For the cast and crew of The Curious Incident of the Dog in the Nighttime, the past 19 months must have been pure agony. The show was shut down opening night (thank you, Covid) after months of prep by All for One Theatre Productions, (the collaborative comprised of Shea’s 710 Theatre, MusicalFare Theatre, Irish Classical Theatre Company, Theatre of Youth, and Road Less Traveled Productions). Imagine the agony of sitting on this exquisite production. It was truly worth the wait.
Based on British author Mark Haddon’s 2003 novel, playwright Simon Stephen’s script begins with a neighborhood tragedy: a teen discovers that his neighbor’s dog has been killed. The distraught owner is quick to blame the teen. Thus begins a two-hour journey of a painful truth, deliberate deception, and a young man’s search for order in a very disorganized world.
Samuel Fesmire gives a mesmerizing performance as Christopher, the accused neighbor. While not specifically called out, Christopher appears to live on the autism spectrum, high-functioning and brilliant with mathematics, and sometimes childlike in his need for routine and order. He walks in straight lines and turns at precise right angles, marks his steps as he walks (“Remember your rhythms,” says is teacher Siobhan played by Sara Kow-Falcone), and cubes prime numbers to reduce stress. Fesmire’s movements capture the tics and quirks of someone whose mind is always racing. Kow-Falcone’s carefully measured passion and commitment to her student paint the perfect picture of an ideal teacher.
While searching for Wellington the dog’s killer, Christopher learns some hard truths about his dad (Anthony Alcocer), his mom (Candice Kogut) and Wellington’s owners (Wendy Hall and Ben Michael Moran). Moran and Hall also do double duty as part of the ensemble, too, playing minor characters and set pieces. That’s actually a pretty cool part of the production. People are often miming walls and doors on the Spartan grid set. Even in the opening scene, lighting outlines Wellington’s dead body along with the murder weapon.
No surprise that a collaborative performance has a super-size production team. Director David Oliver and assistant director Lucas Lloyd built a good team with Lynne Koscielniak doubling up on scene and lighting design, Christopher Ash and Brian McMullen on the projection (there’s plenty of that, too, against the grid set), Gerry Trentham as movement director, and Jean Toohey as dialect coach to keep the British accents on point and in check. It this was a band, it would be described as tight.

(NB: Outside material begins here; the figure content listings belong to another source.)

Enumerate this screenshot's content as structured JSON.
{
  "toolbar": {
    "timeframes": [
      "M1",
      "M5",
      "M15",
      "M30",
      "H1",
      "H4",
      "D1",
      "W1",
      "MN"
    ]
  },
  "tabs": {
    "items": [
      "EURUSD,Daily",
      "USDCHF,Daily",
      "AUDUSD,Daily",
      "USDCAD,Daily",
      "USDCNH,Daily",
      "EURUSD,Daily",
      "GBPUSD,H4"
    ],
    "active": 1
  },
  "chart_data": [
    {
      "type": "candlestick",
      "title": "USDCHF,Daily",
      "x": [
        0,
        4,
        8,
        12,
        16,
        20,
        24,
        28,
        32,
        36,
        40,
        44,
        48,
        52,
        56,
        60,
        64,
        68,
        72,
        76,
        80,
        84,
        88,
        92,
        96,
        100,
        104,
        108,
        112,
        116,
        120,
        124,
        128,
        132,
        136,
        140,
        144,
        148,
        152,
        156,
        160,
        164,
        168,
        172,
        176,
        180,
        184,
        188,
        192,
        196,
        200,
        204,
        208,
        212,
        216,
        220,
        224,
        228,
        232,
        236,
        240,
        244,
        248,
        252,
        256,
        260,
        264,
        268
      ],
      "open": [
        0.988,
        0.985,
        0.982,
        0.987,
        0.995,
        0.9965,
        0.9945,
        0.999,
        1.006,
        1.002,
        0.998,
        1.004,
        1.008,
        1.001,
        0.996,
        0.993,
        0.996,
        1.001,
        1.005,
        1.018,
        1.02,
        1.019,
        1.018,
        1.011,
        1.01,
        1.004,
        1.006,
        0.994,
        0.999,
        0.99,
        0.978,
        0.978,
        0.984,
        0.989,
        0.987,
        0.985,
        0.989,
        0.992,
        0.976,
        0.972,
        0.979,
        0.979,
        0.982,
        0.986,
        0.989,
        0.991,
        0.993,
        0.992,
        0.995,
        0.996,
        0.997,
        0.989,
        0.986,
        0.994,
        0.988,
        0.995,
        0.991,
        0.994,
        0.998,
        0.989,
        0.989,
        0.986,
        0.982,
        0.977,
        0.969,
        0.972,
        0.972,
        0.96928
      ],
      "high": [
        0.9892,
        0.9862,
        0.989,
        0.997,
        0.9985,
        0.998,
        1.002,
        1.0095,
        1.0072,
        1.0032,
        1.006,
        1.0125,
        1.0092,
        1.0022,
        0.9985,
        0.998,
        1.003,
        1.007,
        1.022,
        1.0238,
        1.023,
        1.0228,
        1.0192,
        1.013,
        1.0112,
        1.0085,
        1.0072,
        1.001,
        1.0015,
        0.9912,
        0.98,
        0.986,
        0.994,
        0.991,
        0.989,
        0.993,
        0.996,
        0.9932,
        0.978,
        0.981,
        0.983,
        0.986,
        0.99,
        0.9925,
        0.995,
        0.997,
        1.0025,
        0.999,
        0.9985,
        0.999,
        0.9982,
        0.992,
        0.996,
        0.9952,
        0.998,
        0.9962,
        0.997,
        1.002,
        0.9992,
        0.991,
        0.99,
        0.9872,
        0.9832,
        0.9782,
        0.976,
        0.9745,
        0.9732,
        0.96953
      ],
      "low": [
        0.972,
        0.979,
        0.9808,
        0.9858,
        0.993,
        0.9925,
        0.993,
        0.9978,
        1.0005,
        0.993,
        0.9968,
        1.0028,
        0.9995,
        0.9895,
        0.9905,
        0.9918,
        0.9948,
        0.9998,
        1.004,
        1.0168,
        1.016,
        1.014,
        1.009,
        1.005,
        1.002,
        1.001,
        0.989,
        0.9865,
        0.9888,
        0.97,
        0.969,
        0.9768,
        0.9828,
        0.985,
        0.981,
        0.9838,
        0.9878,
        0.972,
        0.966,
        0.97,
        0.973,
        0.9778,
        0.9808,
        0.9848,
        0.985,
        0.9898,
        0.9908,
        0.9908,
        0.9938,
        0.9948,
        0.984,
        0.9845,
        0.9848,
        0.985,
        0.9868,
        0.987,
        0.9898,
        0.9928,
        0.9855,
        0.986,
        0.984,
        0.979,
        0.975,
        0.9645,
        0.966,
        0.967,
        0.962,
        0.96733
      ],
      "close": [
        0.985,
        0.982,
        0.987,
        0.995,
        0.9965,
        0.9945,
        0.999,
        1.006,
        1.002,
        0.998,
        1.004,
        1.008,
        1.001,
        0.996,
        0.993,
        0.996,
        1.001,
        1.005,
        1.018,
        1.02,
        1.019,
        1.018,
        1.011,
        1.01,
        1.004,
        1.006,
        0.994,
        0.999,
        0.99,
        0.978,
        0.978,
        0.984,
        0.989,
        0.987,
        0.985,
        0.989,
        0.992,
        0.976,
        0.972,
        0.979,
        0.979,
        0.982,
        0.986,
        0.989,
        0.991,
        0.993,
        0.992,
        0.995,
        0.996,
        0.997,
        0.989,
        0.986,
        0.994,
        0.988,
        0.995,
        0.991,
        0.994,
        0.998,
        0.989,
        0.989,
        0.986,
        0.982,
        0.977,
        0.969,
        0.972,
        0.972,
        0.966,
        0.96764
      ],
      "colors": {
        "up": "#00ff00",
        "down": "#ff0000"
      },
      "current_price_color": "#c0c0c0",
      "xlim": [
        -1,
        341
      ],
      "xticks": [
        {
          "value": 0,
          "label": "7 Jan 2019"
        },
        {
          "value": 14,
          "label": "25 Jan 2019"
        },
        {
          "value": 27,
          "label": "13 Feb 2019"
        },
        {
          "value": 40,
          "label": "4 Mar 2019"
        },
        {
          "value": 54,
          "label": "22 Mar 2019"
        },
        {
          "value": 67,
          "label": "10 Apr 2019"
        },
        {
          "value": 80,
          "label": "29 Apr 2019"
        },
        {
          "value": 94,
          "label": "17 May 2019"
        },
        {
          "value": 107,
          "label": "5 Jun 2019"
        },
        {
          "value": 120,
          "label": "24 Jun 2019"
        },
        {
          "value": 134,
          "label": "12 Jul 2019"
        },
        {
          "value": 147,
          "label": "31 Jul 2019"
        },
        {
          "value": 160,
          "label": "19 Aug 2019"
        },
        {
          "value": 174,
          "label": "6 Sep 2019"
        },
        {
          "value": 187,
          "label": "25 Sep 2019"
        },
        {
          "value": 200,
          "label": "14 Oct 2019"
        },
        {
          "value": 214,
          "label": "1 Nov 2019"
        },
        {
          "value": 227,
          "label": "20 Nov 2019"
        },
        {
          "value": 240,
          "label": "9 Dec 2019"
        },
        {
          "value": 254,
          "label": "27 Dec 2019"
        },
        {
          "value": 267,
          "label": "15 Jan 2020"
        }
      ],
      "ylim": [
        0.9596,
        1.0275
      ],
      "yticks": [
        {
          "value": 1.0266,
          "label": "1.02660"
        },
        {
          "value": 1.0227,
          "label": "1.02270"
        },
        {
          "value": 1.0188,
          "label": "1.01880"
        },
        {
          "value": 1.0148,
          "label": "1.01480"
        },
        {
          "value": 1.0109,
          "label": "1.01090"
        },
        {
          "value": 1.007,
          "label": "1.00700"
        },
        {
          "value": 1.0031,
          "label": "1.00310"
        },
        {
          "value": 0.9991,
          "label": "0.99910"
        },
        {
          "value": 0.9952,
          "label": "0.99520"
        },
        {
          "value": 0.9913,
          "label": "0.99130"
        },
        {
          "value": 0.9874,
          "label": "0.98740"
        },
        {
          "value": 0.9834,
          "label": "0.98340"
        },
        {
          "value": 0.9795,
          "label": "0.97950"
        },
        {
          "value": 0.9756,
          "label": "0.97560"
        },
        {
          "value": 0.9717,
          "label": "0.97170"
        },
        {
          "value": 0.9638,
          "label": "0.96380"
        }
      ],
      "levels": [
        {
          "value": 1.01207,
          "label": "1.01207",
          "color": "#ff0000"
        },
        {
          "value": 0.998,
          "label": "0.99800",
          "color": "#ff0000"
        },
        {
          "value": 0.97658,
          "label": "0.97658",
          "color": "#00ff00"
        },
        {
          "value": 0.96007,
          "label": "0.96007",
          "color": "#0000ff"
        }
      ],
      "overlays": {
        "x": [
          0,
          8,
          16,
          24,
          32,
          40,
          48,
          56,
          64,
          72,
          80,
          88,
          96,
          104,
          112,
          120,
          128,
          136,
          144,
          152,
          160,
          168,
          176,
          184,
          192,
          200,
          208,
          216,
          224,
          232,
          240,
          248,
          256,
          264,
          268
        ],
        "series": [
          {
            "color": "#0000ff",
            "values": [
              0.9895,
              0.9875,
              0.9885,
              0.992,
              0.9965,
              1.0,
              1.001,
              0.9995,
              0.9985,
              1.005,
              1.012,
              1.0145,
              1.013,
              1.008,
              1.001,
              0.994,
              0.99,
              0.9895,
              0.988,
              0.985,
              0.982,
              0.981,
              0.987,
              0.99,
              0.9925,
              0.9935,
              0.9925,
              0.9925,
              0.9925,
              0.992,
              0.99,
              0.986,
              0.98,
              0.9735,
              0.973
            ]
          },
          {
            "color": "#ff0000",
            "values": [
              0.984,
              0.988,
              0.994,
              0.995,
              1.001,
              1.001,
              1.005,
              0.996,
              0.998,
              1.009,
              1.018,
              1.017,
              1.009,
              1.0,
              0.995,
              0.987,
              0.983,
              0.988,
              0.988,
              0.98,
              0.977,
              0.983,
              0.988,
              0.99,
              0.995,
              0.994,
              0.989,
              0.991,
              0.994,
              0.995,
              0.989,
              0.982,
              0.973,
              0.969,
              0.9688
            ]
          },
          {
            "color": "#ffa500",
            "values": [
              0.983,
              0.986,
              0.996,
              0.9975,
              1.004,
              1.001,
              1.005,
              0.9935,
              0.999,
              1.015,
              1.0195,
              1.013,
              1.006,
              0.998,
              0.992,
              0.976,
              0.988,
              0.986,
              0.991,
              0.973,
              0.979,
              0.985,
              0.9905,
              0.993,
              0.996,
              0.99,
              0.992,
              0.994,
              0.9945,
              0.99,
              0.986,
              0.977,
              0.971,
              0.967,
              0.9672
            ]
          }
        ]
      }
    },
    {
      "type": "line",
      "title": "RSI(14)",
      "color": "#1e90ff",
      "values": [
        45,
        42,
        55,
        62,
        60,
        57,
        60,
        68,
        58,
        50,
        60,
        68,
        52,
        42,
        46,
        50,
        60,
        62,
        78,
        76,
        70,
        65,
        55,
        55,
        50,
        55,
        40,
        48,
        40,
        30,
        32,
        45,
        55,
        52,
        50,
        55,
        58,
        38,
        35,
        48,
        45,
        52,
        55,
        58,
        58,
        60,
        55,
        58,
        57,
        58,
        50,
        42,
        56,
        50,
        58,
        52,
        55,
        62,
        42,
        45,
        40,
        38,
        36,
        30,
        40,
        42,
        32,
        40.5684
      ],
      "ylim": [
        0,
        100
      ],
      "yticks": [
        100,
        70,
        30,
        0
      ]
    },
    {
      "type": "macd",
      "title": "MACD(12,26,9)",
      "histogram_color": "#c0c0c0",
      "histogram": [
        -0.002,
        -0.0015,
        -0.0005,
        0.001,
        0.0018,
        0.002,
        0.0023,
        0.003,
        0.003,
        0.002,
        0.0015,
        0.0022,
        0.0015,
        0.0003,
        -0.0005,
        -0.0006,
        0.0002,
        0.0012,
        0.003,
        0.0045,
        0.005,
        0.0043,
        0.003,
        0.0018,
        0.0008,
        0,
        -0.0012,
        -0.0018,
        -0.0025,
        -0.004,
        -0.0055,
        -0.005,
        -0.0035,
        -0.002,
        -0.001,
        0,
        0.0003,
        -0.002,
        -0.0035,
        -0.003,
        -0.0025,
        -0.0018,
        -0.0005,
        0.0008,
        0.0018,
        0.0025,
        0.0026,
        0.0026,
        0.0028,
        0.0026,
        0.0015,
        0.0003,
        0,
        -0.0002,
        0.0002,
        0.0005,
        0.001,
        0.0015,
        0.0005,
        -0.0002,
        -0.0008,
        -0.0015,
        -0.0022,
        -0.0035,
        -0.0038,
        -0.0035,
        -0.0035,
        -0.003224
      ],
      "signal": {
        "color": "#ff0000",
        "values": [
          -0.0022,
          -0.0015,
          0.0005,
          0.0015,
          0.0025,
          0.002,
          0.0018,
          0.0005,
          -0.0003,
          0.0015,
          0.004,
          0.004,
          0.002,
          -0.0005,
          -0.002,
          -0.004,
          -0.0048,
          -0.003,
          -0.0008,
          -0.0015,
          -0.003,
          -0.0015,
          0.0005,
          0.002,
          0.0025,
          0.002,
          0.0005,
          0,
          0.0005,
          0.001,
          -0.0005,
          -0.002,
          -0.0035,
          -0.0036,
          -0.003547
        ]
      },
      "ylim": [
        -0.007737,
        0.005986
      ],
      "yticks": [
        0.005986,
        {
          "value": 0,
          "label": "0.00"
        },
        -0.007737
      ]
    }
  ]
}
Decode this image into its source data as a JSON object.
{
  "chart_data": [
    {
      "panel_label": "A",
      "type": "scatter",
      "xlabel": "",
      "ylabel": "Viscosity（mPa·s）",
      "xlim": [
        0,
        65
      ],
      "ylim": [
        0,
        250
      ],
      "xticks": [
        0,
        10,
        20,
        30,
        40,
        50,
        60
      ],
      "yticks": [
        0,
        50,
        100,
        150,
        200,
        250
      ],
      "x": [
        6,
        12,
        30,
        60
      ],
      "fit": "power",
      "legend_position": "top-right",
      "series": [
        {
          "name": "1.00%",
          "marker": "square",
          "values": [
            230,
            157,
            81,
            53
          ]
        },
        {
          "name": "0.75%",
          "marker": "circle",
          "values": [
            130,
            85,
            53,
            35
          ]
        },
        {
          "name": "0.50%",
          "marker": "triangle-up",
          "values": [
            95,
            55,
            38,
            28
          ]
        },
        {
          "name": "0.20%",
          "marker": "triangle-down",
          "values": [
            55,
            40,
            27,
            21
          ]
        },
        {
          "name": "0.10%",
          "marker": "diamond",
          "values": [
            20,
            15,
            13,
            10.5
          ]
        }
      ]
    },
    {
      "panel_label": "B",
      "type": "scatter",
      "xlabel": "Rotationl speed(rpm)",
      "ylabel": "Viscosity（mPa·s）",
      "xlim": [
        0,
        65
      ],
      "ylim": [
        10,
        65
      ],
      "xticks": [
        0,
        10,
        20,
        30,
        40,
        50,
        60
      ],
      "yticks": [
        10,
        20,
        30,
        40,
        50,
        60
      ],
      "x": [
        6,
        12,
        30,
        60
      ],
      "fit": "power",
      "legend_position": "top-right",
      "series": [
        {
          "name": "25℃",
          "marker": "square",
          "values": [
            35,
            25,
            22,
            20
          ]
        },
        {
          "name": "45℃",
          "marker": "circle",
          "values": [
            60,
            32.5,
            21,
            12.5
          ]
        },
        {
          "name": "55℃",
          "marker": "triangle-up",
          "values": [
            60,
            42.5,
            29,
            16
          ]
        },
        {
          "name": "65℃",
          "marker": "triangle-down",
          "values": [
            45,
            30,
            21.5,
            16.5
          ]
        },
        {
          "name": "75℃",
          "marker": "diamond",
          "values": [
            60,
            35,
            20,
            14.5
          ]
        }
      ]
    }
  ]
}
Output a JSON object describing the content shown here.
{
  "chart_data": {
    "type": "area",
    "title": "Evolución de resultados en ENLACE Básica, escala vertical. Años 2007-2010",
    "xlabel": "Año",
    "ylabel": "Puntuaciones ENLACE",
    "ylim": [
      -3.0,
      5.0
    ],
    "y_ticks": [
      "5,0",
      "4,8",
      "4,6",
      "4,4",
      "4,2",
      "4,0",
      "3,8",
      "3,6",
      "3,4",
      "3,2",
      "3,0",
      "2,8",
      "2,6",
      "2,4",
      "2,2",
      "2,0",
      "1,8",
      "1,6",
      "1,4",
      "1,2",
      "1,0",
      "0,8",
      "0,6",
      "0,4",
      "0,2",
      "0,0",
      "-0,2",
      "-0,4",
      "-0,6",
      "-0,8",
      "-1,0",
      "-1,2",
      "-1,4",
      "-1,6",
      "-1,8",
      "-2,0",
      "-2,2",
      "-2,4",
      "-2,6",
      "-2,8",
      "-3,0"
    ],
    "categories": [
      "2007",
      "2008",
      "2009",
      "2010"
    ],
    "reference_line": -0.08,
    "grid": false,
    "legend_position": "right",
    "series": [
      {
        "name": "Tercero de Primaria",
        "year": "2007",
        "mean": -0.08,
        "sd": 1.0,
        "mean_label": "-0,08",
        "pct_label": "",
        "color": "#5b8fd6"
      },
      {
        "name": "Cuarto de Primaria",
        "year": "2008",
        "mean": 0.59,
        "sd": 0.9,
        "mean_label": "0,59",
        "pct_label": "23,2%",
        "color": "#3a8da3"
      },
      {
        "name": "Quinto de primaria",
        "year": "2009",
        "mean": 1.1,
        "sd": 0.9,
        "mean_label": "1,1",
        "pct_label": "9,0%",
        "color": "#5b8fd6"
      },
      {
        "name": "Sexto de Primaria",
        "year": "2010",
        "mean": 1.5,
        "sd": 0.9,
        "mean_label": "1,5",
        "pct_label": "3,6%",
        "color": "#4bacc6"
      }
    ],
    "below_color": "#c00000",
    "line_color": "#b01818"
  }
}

Overall, it’s a fine interpretation of the novel and a good depiction of what it’s like to live in a world that you often don’t understand when you’re otherwise abled. Fesmire as a Christopher will win your heart as you empathize with his daily challenges. I was less focused on the parental lying and infidelity: the acting quartet handled that well. It’s a tribute to the production company and its choice of show to see marquee actors like Pamela Rose Mangus and David Marciniak in ensemble roles here, too.
The show’s timing may feel uneven at times (the first act felt long and a trusted colleague felt act two dragged) but like Christopher, once you feel the rhythm of the story, it makes sense.
Thanks to All for One for bringing this powerful show to the 716 and not giving up on it when Covid was threatening, This is good stuff.
The Curious Incident of the Dog in the Nighttime is a solid two hours with intermission and is onstage at Shea’s 710 Theatre to November 14. Details and tickets at www. sheas.org.